鋼管杭と鋼管サイズの謎


鋼管杭の試験杭立ち合いに行ってきました。
写真からも分かるようにPHC杭と異なるのは、
杭が鉄のため軽い、よって重機が小さく現場の作業もコンパクトです。
仮囲いの中で、杭を打設していることも分からないくらいでした。
PHC杭打設となると大がかりでこうはいきません。


これはなんでしょう?
鋼管杭ジョイント部の裏当て金です。
針金みたいなものは?
溶接のルート間隔を確保するため、スペーサーです。


ロボットによる溶接状況。
UT検査を行わないため、ロボットによる突き合わせ溶接が行われました。
杭径406.4Φ厚12.7mmにて3周(3パス)しました。
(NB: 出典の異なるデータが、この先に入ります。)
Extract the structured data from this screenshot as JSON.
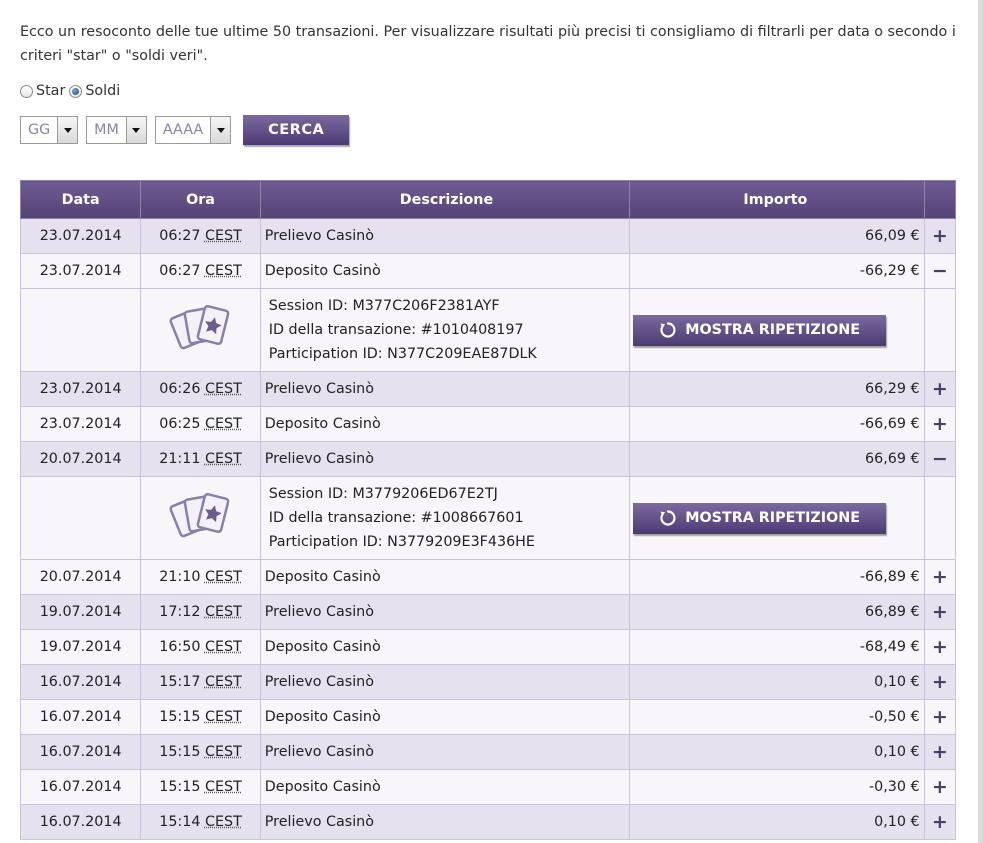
{
  "intro": "Ecco un resoconto delle tue ultime 50 transazioni. Per visualizzare risultati più precisi ti consigliamo di filtrarli per data o secondo i criteri \"star\" o \"soldi veri\".",
  "mode": {
    "star_label": "Star",
    "money_label": "Soldi",
    "selected": "Soldi"
  },
  "filters": {
    "day": "GG",
    "month": "MM",
    "year": "AAAA",
    "search_label": "CERCA"
  },
  "table": {
    "headers": {
      "date": "Data",
      "time": "Ora",
      "description": "Descrizione",
      "amount": "Importo"
    },
    "tz": "CEST",
    "replay_label": "MOSTRA RIPETIZIONE",
    "rows": [
      {
        "date": "23.07.2014",
        "time": "06:27",
        "desc": "Prelievo Casinò",
        "amount": "66,09 €",
        "toggle": "+"
      },
      {
        "date": "23.07.2014",
        "time": "06:27",
        "desc": "Deposito Casinò",
        "amount": "-66,29 €",
        "toggle": "−"
      },
      {
        "session": "Session ID: M377C206F2381AYF",
        "transaction": "ID della transazione: #1010408197",
        "participation": "Participation ID: N377C209EAE87DLK"
      },
      {
        "date": "23.07.2014",
        "time": "06:26",
        "desc": "Prelievo Casinò",
        "amount": "66,29 €",
        "toggle": "+"
      },
      {
        "date": "23.07.2014",
        "time": "06:25",
        "desc": "Deposito Casinò",
        "amount": "-66,69 €",
        "toggle": "+"
      },
      {
        "date": "20.07.2014",
        "time": "21:11",
        "desc": "Prelievo Casinò",
        "amount": "66,69 €",
        "toggle": "−"
      },
      {
        "session": "Session ID: M3779206ED67E2TJ",
        "transaction": "ID della transazione: #1008667601",
        "participation": "Participation ID: N3779209E3F436HE"
      },
      {
        "date": "20.07.2014",
        "time": "21:10",
        "desc": "Deposito Casinò",
        "amount": "-66,89 €",
        "toggle": "+"
      },
      {
        "date": "19.07.2014",
        "time": "17:12",
        "desc": "Prelievo Casinò",
        "amount": "66,89 €",
        "toggle": "+"
      },
      {
        "date": "19.07.2014",
        "time": "16:50",
        "desc": "Deposito Casinò",
        "amount": "-68,49 €",
        "toggle": "+"
      },
      {
        "date": "16.07.2014",
        "time": "15:17",
        "desc": "Prelievo Casinò",
        "amount": "0,10 €",
        "toggle": "+"
      },
      {
        "date": "16.07.2014",
        "time": "15:15",
        "desc": "Deposito Casinò",
        "amount": "-0,50 €",
        "toggle": "+"
      },
      {
        "date": "16.07.2014",
        "time": "15:15",
        "desc": "Prelievo Casinò",
        "amount": "0,10 €",
        "toggle": "+"
      },
      {
        "date": "16.07.2014",
        "time": "15:15",
        "desc": "Deposito Casinò",
        "amount": "-0,30 €",
        "toggle": "+"
      },
      {
        "date": "16.07.2014",
        "time": "15:14",
        "desc": "Prelievo Casinò",
        "amount": "0,10 €",
        "toggle": "+"
      }
    ]
  }
}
1回で4~5m溶接厚のようです。


ところで、鋼管の材料って558.8Φ、406.4Φ、267.4Φなど、やたらハンパな数字が多いのはなぜ?
鋼管を造る技術がアメリカから輸入されたことによるそうです。
アメリカで使われていたインチが採用され、そのままインチで鋼管を造り、
1インチ25.4mm
406.4/25.4=16インチなのです。
267.4Φ/25.4=10.527あれ?合わない?
355.6Φ以下の鋼管は外径の寸法に基づく規格の数字と呼称が一致しないのです。
ややこしい話になりますが、
355.6mm以下は、内径が規格で外径が決まっていたようです。
その後、技術進歩により肉厚の種類が増え、内径が1インチ単位と合わなくなったそうです。

答え
鋼管サイズは、インチに由来します。